As part of the Open Adoption Bloggers group, I’m responding to the latest prompt in which we’re supposed to write about how we feel after a “visit.” My kids were adopted through the foster care system, so we don’t have an open adoption in the traditional sense of the phrase. My children  have no contact with their first parents. However, we do have monthly visits with Aunt S, who is my children’s mother’s half sister. This is why I often say that we have a “semi-open adoption.” Aunt S wanted to adopt BE, but it didn’t work out, for reasons that are not my place to discuss here.

Naturally, Aunt S and I were intially unsure of each other, but we’ve since become friends. The other day, BE thanked me for keeping up the visits with Aunt S, and I told her that I do it because I want to see Aunt S too.

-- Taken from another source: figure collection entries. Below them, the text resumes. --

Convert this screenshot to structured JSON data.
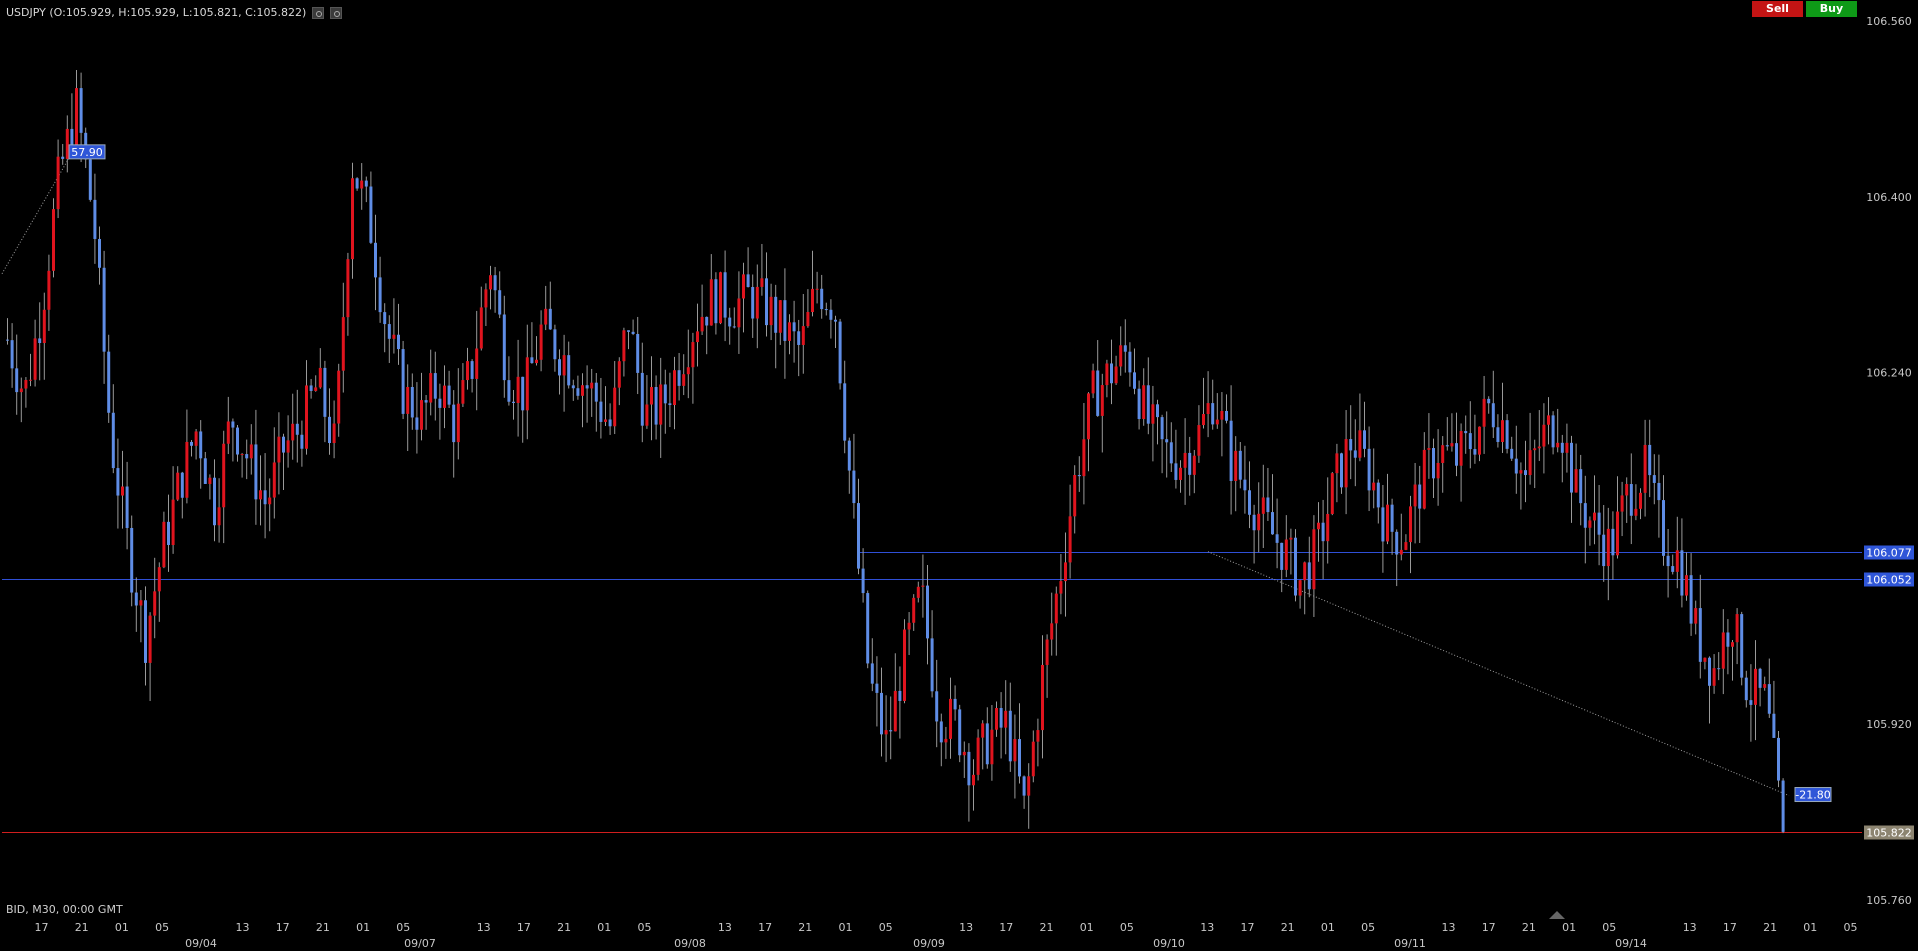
{
  "header": {
    "symbol_ohlc": "USDJPY (O:105.929, H:105.929, L:105.821, C:105.822)",
    "icons": [
      "settings-icon",
      "close-icon"
    ]
  },
  "trade_buttons": {
    "sell_label": "Sell",
    "buy_label": "Buy"
  },
  "footer": {
    "bid_info": "BID, M30, 00:00 GMT"
  },
  "colors": {
    "background": "#000000",
    "up_candle": "#e0141e",
    "down_candle": "#5f8de6",
    "hline_blue": "#2f4fd6",
    "hline_red": "#d01e1e",
    "label_blue_bg": "#2f56d8",
    "last_price_bg": "#8c8470",
    "axis_text": "#c8c8c8"
  },
  "chart_data": {
    "type": "candlestick",
    "symbol": "USDJPY",
    "timeframe": "M30",
    "y_ticks": [
      106.56,
      106.4,
      106.24,
      105.92,
      105.76
    ],
    "ylim": [
      105.76,
      106.56
    ],
    "x_time_ticks": [
      "17",
      "21",
      "01",
      "05",
      "13",
      "17",
      "21",
      "01",
      "05",
      "13",
      "17",
      "21",
      "01",
      "05",
      "13",
      "17",
      "21",
      "01",
      "05",
      "13",
      "17",
      "21",
      "01",
      "05",
      "13",
      "17",
      "21",
      "01",
      "05",
      "13",
      "17",
      "21",
      "01",
      "05",
      "13",
      "17",
      "21",
      "01",
      "05"
    ],
    "x_date_ticks": [
      "09/04",
      "09/07",
      "09/08",
      "09/09",
      "09/10",
      "09/11",
      "09/14"
    ],
    "price_path": [
      106.27,
      106.22,
      106.3,
      106.42,
      106.48,
      106.38,
      106.18,
      106.08,
      106.0,
      106.08,
      106.14,
      106.19,
      106.12,
      106.2,
      106.16,
      106.12,
      106.17,
      106.19,
      106.23,
      106.17,
      106.43,
      106.38,
      106.28,
      106.22,
      106.2,
      106.23,
      106.19,
      106.25,
      106.34,
      106.24,
      106.22,
      106.28,
      106.26,
      106.24,
      106.22,
      106.19,
      106.29,
      106.2,
      106.21,
      106.25,
      106.29,
      106.31,
      106.3,
      106.31,
      106.3,
      106.28,
      106.26,
      106.32,
      106.3,
      106.12,
      105.96,
      105.9,
      105.98,
      106.04,
      105.93,
      105.92,
      105.88,
      105.91,
      105.92,
      105.84,
      105.96,
      106.05,
      106.15,
      106.22,
      106.24,
      106.26,
      106.2,
      106.17,
      106.16,
      106.18,
      106.22,
      106.16,
      106.13,
      106.1,
      106.08,
      106.05,
      106.08,
      106.14,
      106.18,
      106.15,
      106.1,
      106.09,
      106.14,
      106.17,
      106.16,
      106.18,
      106.21,
      106.19,
      106.14,
      106.18,
      106.2,
      106.13,
      106.1,
      106.08,
      106.13,
      106.15,
      106.09,
      106.07,
      106.0,
      105.97,
      106.02,
      105.95,
      105.94,
      105.82
    ],
    "horizontal_lines": [
      {
        "price": 106.077,
        "label": "106.077",
        "color": "blue"
      },
      {
        "price": 106.052,
        "label": "106.052",
        "color": "blue"
      },
      {
        "price": 105.822,
        "label": "105.822",
        "color": "red",
        "last_price": true
      }
    ],
    "trendline_labels": [
      "57.90",
      "-21.80"
    ]
  }
}
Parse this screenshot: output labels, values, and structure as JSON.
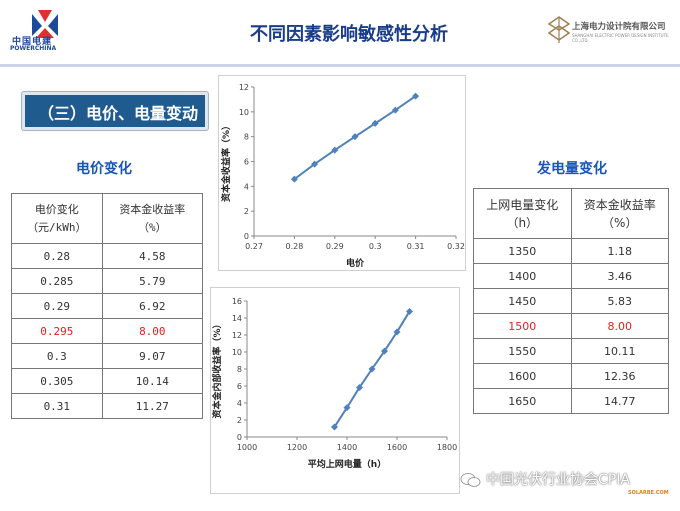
{
  "header": {
    "logo_left_line1": "中国电建",
    "logo_left_line2": "POWERCHINA",
    "title": "不同因素影响敏感性分析",
    "logo_right_line1": "上海电力设计院有限公司",
    "logo_right_line2": "SHANGHAI ELECTRIC POWER DESIGN INSTITUTE CO.,LTD"
  },
  "section": {
    "title": "（三）电价、电量变动"
  },
  "price_table": {
    "subtitle": "电价变化",
    "header_col1_line1": "电价变化",
    "header_col1_line2": "（元/kWh）",
    "header_col2_line1": "资本金收益率",
    "header_col2_line2": "（%）",
    "rows": [
      [
        "0.28",
        "4.58"
      ],
      [
        "0.285",
        "5.79"
      ],
      [
        "0.29",
        "6.92"
      ],
      [
        "0.295",
        "8.00"
      ],
      [
        "0.3",
        "9.07"
      ],
      [
        "0.305",
        "10.14"
      ],
      [
        "0.31",
        "11.27"
      ]
    ],
    "highlight_row": 3
  },
  "volume_table": {
    "subtitle": "发电量变化",
    "header_col1_line1": "上网电量变化",
    "header_col1_line2": "（h）",
    "header_col2_line1": "资本金收益率",
    "header_col2_line2": "（%）",
    "rows": [
      [
        "1350",
        "1.18"
      ],
      [
        "1400",
        "3.46"
      ],
      [
        "1450",
        "5.83"
      ],
      [
        "1500",
        "8.00"
      ],
      [
        "1550",
        "10.11"
      ],
      [
        "1600",
        "12.36"
      ],
      [
        "1650",
        "14.77"
      ]
    ],
    "highlight_row": 3
  },
  "chart_data": [
    {
      "type": "line",
      "x": [
        0.28,
        0.285,
        0.29,
        0.295,
        0.3,
        0.305,
        0.31
      ],
      "series": [
        {
          "values": [
            4.58,
            5.79,
            6.92,
            8.0,
            9.07,
            10.14,
            11.27
          ]
        }
      ],
      "xlabel": "电价",
      "ylabel": "资本金收益率（%）",
      "xlim": [
        0.27,
        0.32
      ],
      "ylim": [
        0,
        12
      ],
      "xticks": [
        "0.27",
        "0.28",
        "0.29",
        "0.3",
        "0.31",
        "0.32"
      ],
      "yticks": [
        "0",
        "2",
        "4",
        "6",
        "8",
        "10",
        "12"
      ],
      "color": "#4f81bd"
    },
    {
      "type": "line",
      "x": [
        1350,
        1400,
        1450,
        1500,
        1550,
        1600,
        1650
      ],
      "series": [
        {
          "values": [
            1.18,
            3.46,
            5.83,
            8.0,
            10.11,
            12.36,
            14.77
          ]
        }
      ],
      "xlabel": "平均上网电量（h）",
      "ylabel": "资本金内部收益率（%）",
      "xlim": [
        1000,
        1800
      ],
      "ylim": [
        0,
        16
      ],
      "xticks": [
        "1000",
        "1200",
        "1400",
        "1600",
        "1800"
      ],
      "yticks": [
        "0",
        "2",
        "4",
        "6",
        "8",
        "10",
        "12",
        "14",
        "16"
      ],
      "color": "#4f81bd"
    }
  ],
  "watermark": {
    "text": "中国光伏行业协会CPIA",
    "small": "SOLARBE.COM"
  },
  "colors": {
    "title_blue": "#1a3c8c",
    "section_bg": "#1f5b8f",
    "highlight_red": "#e02020",
    "series_blue": "#4f81bd"
  }
}
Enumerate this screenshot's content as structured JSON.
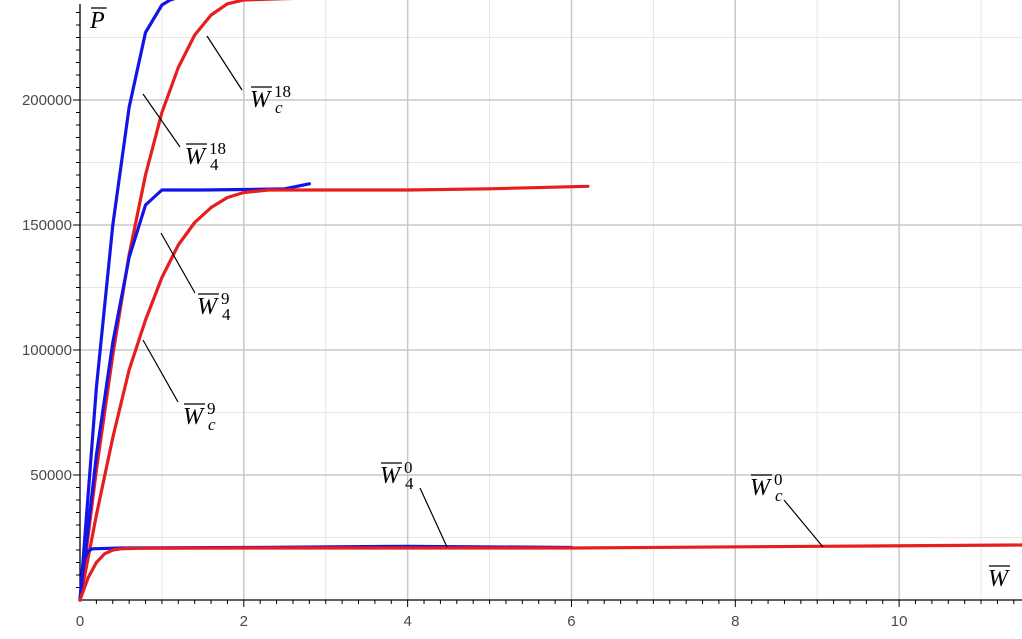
{
  "chart_data": {
    "type": "line",
    "xlim": [
      0,
      11.5
    ],
    "ylim": [
      0,
      240000
    ],
    "x_ticks": [
      0,
      2,
      4,
      6,
      8,
      10
    ],
    "y_ticks": [
      50000,
      100000,
      150000,
      200000
    ],
    "x_tick_labels": [
      "0",
      "2",
      "4",
      "6",
      "8",
      "10"
    ],
    "y_tick_labels": [
      "50000",
      "100000",
      "150000",
      "200000"
    ],
    "xlabel": "W",
    "ylabel": "P",
    "grid": true,
    "colors": {
      "blue": "#1414e6",
      "red": "#e61e1e",
      "grid": "#c8c8c8",
      "minor_grid": "#e6e6e6"
    },
    "series": [
      {
        "color": "blue",
        "x": [
          0,
          0.2,
          0.4,
          0.6,
          0.8,
          1.0,
          1.1,
          1.2,
          1.5,
          2.0,
          2.7
        ],
        "y": [
          0,
          85000,
          150000,
          197000,
          227000,
          238000,
          240000,
          241000,
          241000,
          241300,
          242000
        ]
      },
      {
        "color": "red",
        "x": [
          0,
          0.2,
          0.4,
          0.6,
          0.8,
          1.0,
          1.2,
          1.4,
          1.6,
          1.8,
          2.0,
          2.5,
          3.0,
          4.0,
          5.5
        ],
        "y": [
          0,
          52000,
          98000,
          138000,
          170000,
          195000,
          213000,
          226000,
          234000,
          238500,
          240000,
          240500,
          241000,
          241500,
          242500
        ]
      },
      {
        "color": "blue",
        "x": [
          0,
          0.2,
          0.4,
          0.6,
          0.8,
          1.0,
          1.2,
          1.5,
          2.0,
          2.5,
          2.8
        ],
        "y": [
          0,
          58000,
          103000,
          137000,
          158000,
          164000,
          164000,
          164000,
          164200,
          164500,
          166500
        ]
      },
      {
        "color": "red",
        "x": [
          0,
          0.2,
          0.4,
          0.6,
          0.8,
          1.0,
          1.2,
          1.4,
          1.6,
          1.8,
          2.0,
          2.3,
          3.0,
          4.0,
          5.0,
          6.2
        ],
        "y": [
          0,
          34000,
          65000,
          92000,
          112000,
          129000,
          142000,
          151000,
          157000,
          161000,
          163000,
          164000,
          164000,
          164000,
          164500,
          165500
        ]
      },
      {
        "color": "blue",
        "x": [
          0,
          0.05,
          0.1,
          0.15,
          0.5,
          2.0,
          4.0,
          6.0
        ],
        "y": [
          0,
          16000,
          19500,
          20500,
          20800,
          21000,
          21500,
          21000
        ]
      },
      {
        "color": "red",
        "x": [
          0,
          0.1,
          0.2,
          0.3,
          0.4,
          0.5,
          0.7,
          2.0,
          6.0,
          9.0,
          11.5
        ],
        "y": [
          0,
          9000,
          15000,
          18500,
          20000,
          20500,
          20700,
          20800,
          20800,
          21500,
          22000
        ]
      }
    ],
    "annotations": [
      {
        "main": "W",
        "sup": "18",
        "sub": "c"
      },
      {
        "main": "W",
        "sup": "18",
        "sub": "4"
      },
      {
        "main": "W",
        "sup": "9",
        "sub": "4"
      },
      {
        "main": "W",
        "sup": "9",
        "sub": "c"
      },
      {
        "main": "W",
        "sup": "0",
        "sub": "4"
      },
      {
        "main": "W",
        "sup": "0",
        "sub": "c"
      }
    ]
  }
}
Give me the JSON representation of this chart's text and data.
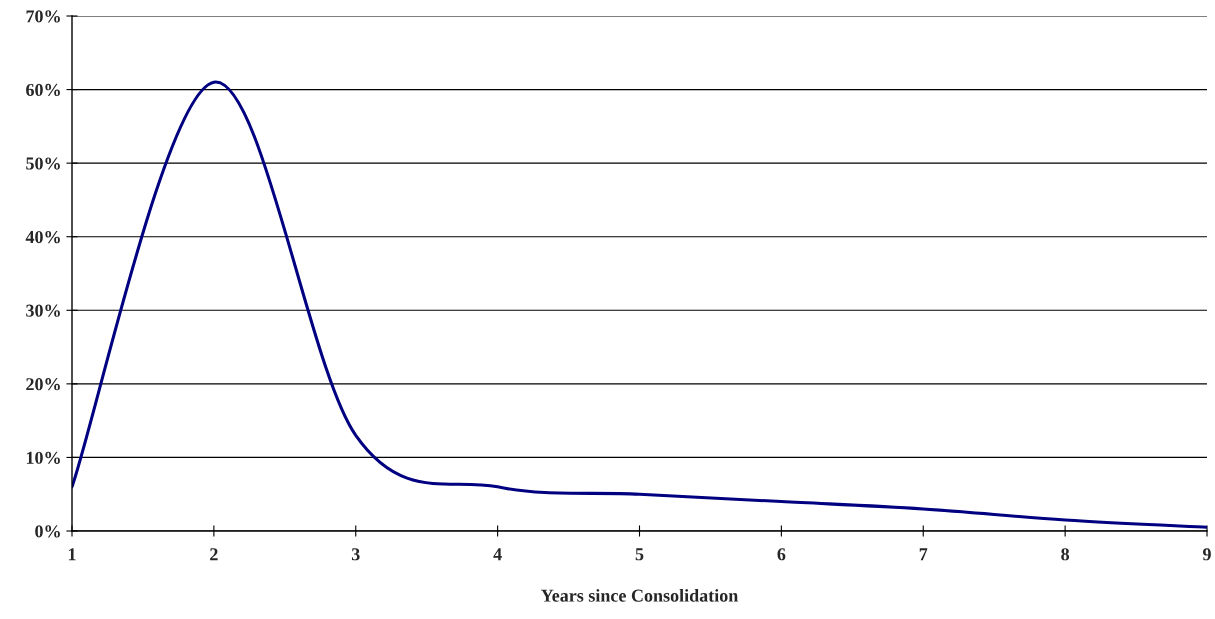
{
  "chart_data": {
    "type": "line",
    "xlabel": "Years since Consolidation",
    "x": [
      1,
      2,
      3,
      4,
      5,
      6,
      7,
      8,
      9
    ],
    "series": [
      {
        "color": "#000080",
        "values": [
          0.06,
          0.61,
          0.13,
          0.06,
          0.05,
          0.04,
          0.03,
          0.015,
          0.005
        ]
      }
    ],
    "xlim": [
      1,
      9
    ],
    "xticks": [
      1,
      2,
      3,
      4,
      5,
      6,
      7,
      8,
      9
    ],
    "ylim": [
      0,
      0.7
    ],
    "yticks": [
      {
        "value": 0,
        "label": "0%"
      },
      {
        "value": 0.1,
        "label": "10%"
      },
      {
        "value": 0.2,
        "label": "20%"
      },
      {
        "value": 0.3,
        "label": "30%"
      },
      {
        "value": 0.4,
        "label": "40%"
      },
      {
        "value": 0.5,
        "label": "50%"
      },
      {
        "value": 0.6,
        "label": "60%"
      },
      {
        "value": 0.7,
        "label": "70%"
      }
    ],
    "grid": "y",
    "legend": false,
    "marker": "none",
    "line_style": "solid"
  }
}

I really respect Aunt S, and think of her as a friend.

Aunt S has been to our house many times and has been to a number of events such as BE’s preschool graduation. We’ve been to her place as well. All of our family members know her. So, after a visit with Aunt S, I always feel great.

For reasons that I don’t fully understand, although BE is always very excited to see Aunt S, she also used to become very hyperactive before and after a visit with Aunt S. She’s gotten significantly better over the past couple years, but it’s still there. I’d like to think this will go away as she becomes more confident in her relationship with J and me and in our relationship to Aunt S.

Most importantly, we all love Aunt S.

The adopted movie


BE is seven, but she’ll only watch animated movies. In her mind, live action movies (even those meant for kids) are actually for adults. Over the weekend, J rented “Where the Wild Things Are,” and BE lasted about 10 minutes, insisting that she only likes cartoons.

However, there is one live action movie that she’s seen countless times – “Martian Child.” J and I bought this movie even before we had kids, and it’s really not a kids’ movie. (There’s nothing inappropriate about it, but I don’t think it was aimed at kids). BE calls it “The Adopted Movie” and asks to watch it often. If you haven’t seen it, we all highly recommend it. In my opinion, it’s a good depiction of foster care adoption.